Hoca mosmor... Çocuk anlatır:
- Ben Atatürk’ün yaveri Cevat Abbas’ın oğluyum. Çanakkale’de babamla harp ediyorlarmış. Benim doğum haberim gelmiş. Mustafa Kemal Paşa, “adını ben koyuyorum Mustafa Kemal olsun” demiş…
Öğretmen süklüm püklüm tabii…
Kurtuluş günü
İstanbul’un işgalden kurtuluşunun 100. yılını kutluyoruz.. Osmanlı’nın başkenti, Mondros mütarekesinin ardından 13 Kasım 1918’de işgal edildi. Tam 4 yıl 10 ay işgal altında kaldı. Kurtuluş savaşı kazanıldıktan sonra 6 Ekim 1923’te Şükrü Naili Paşa komutasındaki 3. Kolordu İstanbul’a girdi ve şehir kurtuldu.
İşgal yıllarında kentte İngiliz, Fransız, İtalyan, Yunan bayrakları dalgalandı. Azınlıklar, özellikle Rum ve Ermeniler, Türk komşularını unutup işgalcileri alkışladılar. Buna rağmen işgalden sonra bir intikam hareketi gözlenmedi. Türkler ve azınlıklar, araya bir güvensizlik girse de eskisi gibi birlikte yaşamaya devam ettiler. Padişah Vahdettin telaşa kapılıp kaçmıştı. Eğer kaçmasa veya tarafsız bir ülkeye kaçsa hanedan onurunu bir ölçüde de olsa koruyabilecekti. Ama o düşmana yani İngilizlere sığınarak bu fırsatı kaçırdı.
Çaylar
İşadamı Ahmet Gülen anlatmıştı.
Almanya’dan gelen işadamı heyeti Çalışma Bakanını ziyaret ediyor.
Bakanın ne içersiniz sorusuna heyet “çay” diyor.
Bakan odacıyı çağırıyor:
- Oğlum beylere birer çay getir,
diyor ve odacı kapıdan çıkarken ekliyor:
- Tazeyse bana da getir..
Servet
Bir internet sitesi ayıp etti, benim servet sahibi olduğumu yazdı.
İçinde oturduğum konut dışında malım, mülküm, yazlığım, otomobilim, hisse senedim vs. olduğunu ispat edene tamamını bağışlayacağımı bildirir… Sadece gazete geliri ve emekli aylığı ile geçindiğimi mahcubiyetle beyan ederim.
Çizme
Magazin sayfasında gördük… Kadın güzel, adam yakışıklı.. Görünüşte mutlu bir çift. Ama boşanıyorlarmış.
Boşanmayı erkek istemiş. Nedeni merak ediliyormuş.
Aklımıza bir fıkra olay geliyor.
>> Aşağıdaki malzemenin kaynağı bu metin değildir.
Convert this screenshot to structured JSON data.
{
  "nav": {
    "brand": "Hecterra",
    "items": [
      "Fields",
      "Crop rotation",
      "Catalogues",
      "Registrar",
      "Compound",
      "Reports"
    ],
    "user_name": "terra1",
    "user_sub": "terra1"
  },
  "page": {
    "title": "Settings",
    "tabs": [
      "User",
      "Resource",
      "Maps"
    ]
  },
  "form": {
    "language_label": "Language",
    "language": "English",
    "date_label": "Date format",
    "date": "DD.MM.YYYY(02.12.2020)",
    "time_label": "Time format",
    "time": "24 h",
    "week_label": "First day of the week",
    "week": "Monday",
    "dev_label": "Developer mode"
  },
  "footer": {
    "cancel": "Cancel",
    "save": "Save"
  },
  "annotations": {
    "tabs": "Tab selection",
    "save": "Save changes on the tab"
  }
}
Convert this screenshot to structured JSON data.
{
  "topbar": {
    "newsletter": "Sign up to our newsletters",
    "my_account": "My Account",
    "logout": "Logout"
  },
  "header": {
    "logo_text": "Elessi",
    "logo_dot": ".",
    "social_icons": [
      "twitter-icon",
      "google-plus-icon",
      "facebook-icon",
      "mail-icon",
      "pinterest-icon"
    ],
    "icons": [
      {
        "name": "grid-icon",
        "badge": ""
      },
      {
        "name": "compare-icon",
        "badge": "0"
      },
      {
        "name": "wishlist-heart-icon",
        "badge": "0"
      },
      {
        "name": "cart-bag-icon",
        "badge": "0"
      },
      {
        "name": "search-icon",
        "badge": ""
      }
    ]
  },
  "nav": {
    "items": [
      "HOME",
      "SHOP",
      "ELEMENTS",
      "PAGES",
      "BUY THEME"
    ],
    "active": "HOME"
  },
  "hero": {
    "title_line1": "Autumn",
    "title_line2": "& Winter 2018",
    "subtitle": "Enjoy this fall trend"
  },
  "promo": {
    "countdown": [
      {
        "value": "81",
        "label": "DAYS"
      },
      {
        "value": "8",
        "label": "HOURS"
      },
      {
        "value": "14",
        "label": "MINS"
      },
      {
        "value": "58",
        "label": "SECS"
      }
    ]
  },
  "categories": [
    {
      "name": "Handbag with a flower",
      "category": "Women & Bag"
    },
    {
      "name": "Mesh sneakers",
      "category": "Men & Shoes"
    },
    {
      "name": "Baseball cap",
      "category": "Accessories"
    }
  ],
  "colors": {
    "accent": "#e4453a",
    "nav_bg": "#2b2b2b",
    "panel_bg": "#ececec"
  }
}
Bir generalin çok güzel bir karısı varmış. Çevrede herkes hayranmış kadına. Ama general ile karısı boşanma kararı almışlar. Bir arkadaşı generale sormuş:
- Eşiniz çok güzel bir hanımefendi neden ayrılıyorsunuz?
General siyah parlak çizmelerini göstermiş:
Çizmelerim de dışardan bakınca güzel değil mi?
- Evet…
- Ama sıkıyor…
Üstat
Günümüzde iki lakap çok moda…
Biri “hocam” diğeri “Üstat”..
Bunlar hoşa giden lakaplar..
Pek inandırıcı olmasa bile muhatabını onurlandırıyor, gururlandırıyor..
Mimar Doğan Hasol’un “Mimarlar Dik Durur” adlı kitabında hoş bir anı yer alıyor.
Mimar Fatin Uran, Ankara’da bir proje işini görüşmek üzere bir devlet dairesine gitmiş. Kendisini dairenin başındaki müdür, “Buyur” hitabıyla karşılamış; yer göstermiş. Ve hatır sorarken de yine hep “Üstat“ diye hitap etmiş.
Fatin Uran bu karşılama ve hitap biçiminden çok memnun kalmış ve gördüğü saygıyı mesleği mimarlığa gösterilen saygıya bağlamış.
Sıra çay - kahve ikramına gelmiş:
“Ne içersiniz ?”
Az şekerli kahve cevabını alan müdür zile basmış, içeri giren hademeye:
“ Üstat bize az şekerli iki kahve getiriver” demiş.